Esse aumento representa quase 60% de reajuste, o que pode refletir em um aumento final de 20% a 30% nos preços dos produtos para o consumidor. A Moeve é a principal fornecedora nacional desse insumo, produzindo em Camaçari (BA) e suprindo cerca de 70% da demanda local.
A empresa justifica o aumento citando o conflito no Irã, que tem causado restrições no acesso a matérias-primas e dificuldades logísticas, principalmente na região do Estreito de Hormuz, além de impactos em unidades de refino, agravando o desequilíbrio entre oferta e demanda globalmente.
A carta da Moeve afirma que, diante desse cenário difícil e sem previsão de melhora no curto prazo, o reajuste de US$ 915 por tonelada será implementado a partir de abril de 2026, elevando o preço do LAS de cerca de US$ 1.600 para US$ 2.415 por tonelada.

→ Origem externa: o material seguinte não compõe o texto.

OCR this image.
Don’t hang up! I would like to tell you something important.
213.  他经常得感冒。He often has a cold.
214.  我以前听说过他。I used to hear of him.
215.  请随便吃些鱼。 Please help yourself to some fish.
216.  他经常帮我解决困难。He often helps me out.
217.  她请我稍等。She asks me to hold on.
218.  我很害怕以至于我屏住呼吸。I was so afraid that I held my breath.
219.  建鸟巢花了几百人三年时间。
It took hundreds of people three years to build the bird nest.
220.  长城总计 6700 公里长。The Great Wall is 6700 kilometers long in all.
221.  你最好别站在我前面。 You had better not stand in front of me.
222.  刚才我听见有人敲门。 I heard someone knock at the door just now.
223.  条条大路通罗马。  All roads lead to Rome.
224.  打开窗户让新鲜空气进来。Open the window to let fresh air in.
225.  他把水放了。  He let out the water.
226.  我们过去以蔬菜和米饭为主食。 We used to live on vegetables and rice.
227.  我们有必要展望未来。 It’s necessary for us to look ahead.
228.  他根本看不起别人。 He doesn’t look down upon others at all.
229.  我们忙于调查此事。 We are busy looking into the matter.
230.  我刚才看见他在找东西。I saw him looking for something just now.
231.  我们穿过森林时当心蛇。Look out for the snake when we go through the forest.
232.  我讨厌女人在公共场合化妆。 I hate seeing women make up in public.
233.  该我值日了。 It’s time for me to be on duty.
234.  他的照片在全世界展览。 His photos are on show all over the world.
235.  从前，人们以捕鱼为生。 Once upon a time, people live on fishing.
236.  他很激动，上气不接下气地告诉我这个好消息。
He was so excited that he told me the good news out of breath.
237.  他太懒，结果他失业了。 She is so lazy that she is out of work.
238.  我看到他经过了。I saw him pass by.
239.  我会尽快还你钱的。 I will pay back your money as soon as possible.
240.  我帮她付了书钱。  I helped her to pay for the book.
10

Contatada para comentar, a Moeve não respondeu antes da publicação da reportagem, alegando política de confidencialidade quanto a ajustes de preços.
A Moeve é responsável pela maior parte das matérias-primas para limpeza doméstica e comercial no Brasil, com receita líquida de R$ 2,1 bilhões e lucro líquido de R$ 209 milhões em seu último balanço.
Segundo a Associação Brasileira da Indústria Química (Abiquim), não há dificuldade para obter o LAS no mercado internacional, com fornecedores na América do Sul, Índia e Egito, países não envolvidos no conflito. Porém, eles acompanham com atenção os efeitos do conflito sobre os setores relacionados à petroquímica.
Já a Associação Brasileira das Indústrias de Produtos de Higiene, Limpeza e Saneantes (Abipla) afirmou que o LAS faz parte de uma cadeia petroquímica influenciada por vários fatores, como oferta internacional, custos de energia e flutuações no mercado de petróleo, e que não comenta decisões empresariais individuais.
Há fornecedores locais como Basf e Stepan, que importam o insumo, encarecendo o custo. Empresas como Unilever e Química Amparo fabricam seu próprio LAS, mas a maioria das indústrias depende da Moeve para o fornecimento. Importar o insumo eleva o custo e pode influenciar o preço final dos produtos.
A unidade de produção em Camaçari era da Deten até ser comprada pela espanhola Cepsa Química. A Petrobras vendeu sua participação em 2022 para a Cepsa, que já era sócia majoritária desde 1999. Em 2024, a Cepsa adotou o nome Moeve globalmente, focando em energia de baixo carbono.